La feuille de route du gouvernement ne comporte que très peu de contraintes pour les Français et les entreprises. Elle n'impose des mesures qu'aux administrations publiques. Si Andreas Rüdinger considère qu'une "police des températures" qui viendrait vérifier le thermostat dans les foyers n'est pas souhaitable, "il y a des secteurs dans lesquels, la réglementation peut être très efficace", explique le chercheur. C'est le cas de la limitation de vitesse sur les routes et les autoroutes".

Le plan sobriété prévoit une simple recommandation aux agents de l'Etat de ne pas dépasser 110km/h sur les autoroutes lorsqu'ils utilisent leur voiture de service, au lieu des 130 km/h légaux. Mais la recommandation n'est pas imposée à tous les Français. "C'est une mesure qui peut pourtant se défendre si on considère qu'on est en économie de guerre, poursuit Andreas Rüdinger. C'est une rhétorique qu'Emmanuel Macron lui-même a déjà utilisé au début de la guerre en Ukraine"

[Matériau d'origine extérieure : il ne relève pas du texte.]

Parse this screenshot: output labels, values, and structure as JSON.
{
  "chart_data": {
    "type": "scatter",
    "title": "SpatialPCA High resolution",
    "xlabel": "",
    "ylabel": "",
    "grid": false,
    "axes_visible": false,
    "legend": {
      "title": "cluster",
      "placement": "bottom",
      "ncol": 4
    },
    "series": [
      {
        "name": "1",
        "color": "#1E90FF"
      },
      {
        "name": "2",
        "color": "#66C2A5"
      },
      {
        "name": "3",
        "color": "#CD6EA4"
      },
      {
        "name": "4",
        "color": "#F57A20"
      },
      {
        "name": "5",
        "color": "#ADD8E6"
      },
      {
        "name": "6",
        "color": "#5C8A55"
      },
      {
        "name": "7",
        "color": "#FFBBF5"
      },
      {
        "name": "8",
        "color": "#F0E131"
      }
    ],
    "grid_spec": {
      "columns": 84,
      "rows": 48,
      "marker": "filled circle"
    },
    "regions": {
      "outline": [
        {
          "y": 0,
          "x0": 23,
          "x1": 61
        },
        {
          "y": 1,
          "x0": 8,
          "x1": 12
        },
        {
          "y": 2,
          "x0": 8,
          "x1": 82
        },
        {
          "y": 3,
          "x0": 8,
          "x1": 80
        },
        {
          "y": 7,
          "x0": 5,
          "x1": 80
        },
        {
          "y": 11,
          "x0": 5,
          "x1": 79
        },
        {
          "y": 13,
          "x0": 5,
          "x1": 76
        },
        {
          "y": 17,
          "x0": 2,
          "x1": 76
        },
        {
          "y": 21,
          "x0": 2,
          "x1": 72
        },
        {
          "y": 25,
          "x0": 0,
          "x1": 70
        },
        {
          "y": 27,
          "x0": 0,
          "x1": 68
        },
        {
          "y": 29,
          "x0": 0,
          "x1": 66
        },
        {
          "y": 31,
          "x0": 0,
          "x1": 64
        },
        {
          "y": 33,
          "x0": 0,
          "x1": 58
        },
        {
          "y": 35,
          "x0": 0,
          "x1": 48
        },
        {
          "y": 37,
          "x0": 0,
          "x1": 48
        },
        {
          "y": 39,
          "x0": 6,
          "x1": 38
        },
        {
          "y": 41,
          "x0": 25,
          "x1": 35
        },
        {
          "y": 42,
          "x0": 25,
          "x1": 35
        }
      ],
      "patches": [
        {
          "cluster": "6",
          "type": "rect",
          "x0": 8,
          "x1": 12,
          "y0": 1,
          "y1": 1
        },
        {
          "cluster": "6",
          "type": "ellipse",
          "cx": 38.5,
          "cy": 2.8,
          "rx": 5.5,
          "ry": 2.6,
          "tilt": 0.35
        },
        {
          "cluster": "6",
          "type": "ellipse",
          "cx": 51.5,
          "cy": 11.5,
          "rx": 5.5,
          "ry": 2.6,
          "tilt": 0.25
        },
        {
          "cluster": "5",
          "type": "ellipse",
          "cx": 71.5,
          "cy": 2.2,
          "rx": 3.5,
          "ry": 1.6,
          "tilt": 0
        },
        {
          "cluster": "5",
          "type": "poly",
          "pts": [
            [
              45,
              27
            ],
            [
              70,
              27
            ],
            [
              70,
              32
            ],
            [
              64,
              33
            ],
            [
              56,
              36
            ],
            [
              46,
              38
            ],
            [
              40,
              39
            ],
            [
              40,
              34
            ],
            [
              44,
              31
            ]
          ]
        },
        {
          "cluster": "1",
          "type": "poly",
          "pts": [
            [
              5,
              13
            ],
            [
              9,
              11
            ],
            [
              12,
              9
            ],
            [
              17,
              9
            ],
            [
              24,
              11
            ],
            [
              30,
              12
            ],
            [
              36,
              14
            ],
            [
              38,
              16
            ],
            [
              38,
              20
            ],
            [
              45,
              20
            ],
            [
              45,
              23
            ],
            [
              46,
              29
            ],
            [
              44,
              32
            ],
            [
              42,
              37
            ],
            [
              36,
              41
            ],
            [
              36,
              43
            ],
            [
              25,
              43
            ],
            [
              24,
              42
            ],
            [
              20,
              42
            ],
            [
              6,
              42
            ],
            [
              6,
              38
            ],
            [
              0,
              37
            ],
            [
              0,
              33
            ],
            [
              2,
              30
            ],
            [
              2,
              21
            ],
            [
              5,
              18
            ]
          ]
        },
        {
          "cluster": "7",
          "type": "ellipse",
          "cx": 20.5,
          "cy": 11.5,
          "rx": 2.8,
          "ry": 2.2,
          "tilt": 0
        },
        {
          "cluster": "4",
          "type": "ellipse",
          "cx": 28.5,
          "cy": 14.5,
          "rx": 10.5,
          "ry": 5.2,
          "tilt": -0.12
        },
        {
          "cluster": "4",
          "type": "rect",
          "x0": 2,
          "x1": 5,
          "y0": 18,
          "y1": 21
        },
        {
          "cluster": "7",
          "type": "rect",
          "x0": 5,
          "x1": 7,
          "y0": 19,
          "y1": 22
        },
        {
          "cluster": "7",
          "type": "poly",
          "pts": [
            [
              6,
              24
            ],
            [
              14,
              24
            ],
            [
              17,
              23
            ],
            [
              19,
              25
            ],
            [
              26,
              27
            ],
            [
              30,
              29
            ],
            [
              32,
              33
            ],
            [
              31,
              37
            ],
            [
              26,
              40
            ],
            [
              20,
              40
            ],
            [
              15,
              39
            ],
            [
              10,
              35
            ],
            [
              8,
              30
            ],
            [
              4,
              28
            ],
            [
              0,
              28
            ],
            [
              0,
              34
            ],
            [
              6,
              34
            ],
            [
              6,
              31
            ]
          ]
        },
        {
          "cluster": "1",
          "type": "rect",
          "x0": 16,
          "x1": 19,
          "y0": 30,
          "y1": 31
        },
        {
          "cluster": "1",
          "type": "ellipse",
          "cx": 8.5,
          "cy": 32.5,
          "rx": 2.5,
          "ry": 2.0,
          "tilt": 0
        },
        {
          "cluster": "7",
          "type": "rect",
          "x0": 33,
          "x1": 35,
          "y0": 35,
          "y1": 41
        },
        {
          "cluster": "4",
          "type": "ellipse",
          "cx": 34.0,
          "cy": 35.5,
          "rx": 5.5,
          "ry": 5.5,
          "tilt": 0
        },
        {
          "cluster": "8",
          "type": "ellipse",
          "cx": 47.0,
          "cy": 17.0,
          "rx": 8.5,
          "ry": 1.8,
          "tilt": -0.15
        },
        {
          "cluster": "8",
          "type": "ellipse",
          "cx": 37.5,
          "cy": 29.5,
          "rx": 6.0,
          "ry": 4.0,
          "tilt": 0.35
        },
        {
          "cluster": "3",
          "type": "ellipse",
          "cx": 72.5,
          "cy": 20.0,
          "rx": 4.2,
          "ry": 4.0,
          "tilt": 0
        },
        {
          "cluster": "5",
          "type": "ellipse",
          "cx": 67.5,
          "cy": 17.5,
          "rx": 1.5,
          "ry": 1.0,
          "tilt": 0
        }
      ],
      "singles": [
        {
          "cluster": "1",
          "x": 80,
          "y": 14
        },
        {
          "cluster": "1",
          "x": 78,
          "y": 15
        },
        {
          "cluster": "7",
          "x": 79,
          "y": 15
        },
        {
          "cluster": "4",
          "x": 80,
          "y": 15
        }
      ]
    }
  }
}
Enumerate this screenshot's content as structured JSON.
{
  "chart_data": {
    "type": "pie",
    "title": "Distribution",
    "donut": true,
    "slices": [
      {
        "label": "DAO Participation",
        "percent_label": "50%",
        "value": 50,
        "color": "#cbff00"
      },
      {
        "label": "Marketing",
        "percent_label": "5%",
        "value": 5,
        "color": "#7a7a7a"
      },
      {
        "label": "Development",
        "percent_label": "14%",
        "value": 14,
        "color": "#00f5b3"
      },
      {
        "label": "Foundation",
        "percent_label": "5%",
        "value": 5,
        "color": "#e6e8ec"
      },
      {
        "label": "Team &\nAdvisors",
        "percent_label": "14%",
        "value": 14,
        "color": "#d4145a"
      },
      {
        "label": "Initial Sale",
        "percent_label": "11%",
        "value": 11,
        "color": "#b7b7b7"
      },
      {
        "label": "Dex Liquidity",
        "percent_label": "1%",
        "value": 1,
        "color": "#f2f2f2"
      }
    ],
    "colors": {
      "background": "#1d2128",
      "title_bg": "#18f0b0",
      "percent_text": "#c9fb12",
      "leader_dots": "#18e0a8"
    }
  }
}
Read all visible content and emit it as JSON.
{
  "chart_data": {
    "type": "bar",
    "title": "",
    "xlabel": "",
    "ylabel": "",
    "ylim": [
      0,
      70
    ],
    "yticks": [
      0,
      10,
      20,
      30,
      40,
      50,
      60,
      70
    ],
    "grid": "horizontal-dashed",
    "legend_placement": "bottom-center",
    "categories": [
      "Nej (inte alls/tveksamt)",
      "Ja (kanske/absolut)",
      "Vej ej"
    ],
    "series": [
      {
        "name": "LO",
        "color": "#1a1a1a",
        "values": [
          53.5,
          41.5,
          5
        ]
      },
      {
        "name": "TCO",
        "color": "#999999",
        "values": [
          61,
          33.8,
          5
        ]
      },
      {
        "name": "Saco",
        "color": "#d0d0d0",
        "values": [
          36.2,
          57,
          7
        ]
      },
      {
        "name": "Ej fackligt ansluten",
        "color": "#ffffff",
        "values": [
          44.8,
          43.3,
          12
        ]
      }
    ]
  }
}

Dans l'attente de changements structurels

L'experte Yamina Saheb regrette enfin que le gouvernement ne soit pas allé plus loin avec ce plan. "Les mesures qui peuvent paraître inacceptables dans une situation normale, deviennent plus acceptables en cas de crise. Le gouvernement aurait dû se saisir de ce moment", explique-t-elle. Concrètement, les "changements structurels" que ces spécialistes recommandent, consistent notamment à développer les infrastructures et les aménagements urbains. Par exemple, dans le plan sobriété, "il est bien recommandé de prendre le train plutôt que l'avion mais sans mesures de déploiement du rail qui est indispensable à long terme pour la sobriété", déplore Nicolas Goldberg, de Colombus Consulting. "Il faut rendre la vie des gens plus faciles pour aller dans le bon sens", résume Andreas Rüdinger.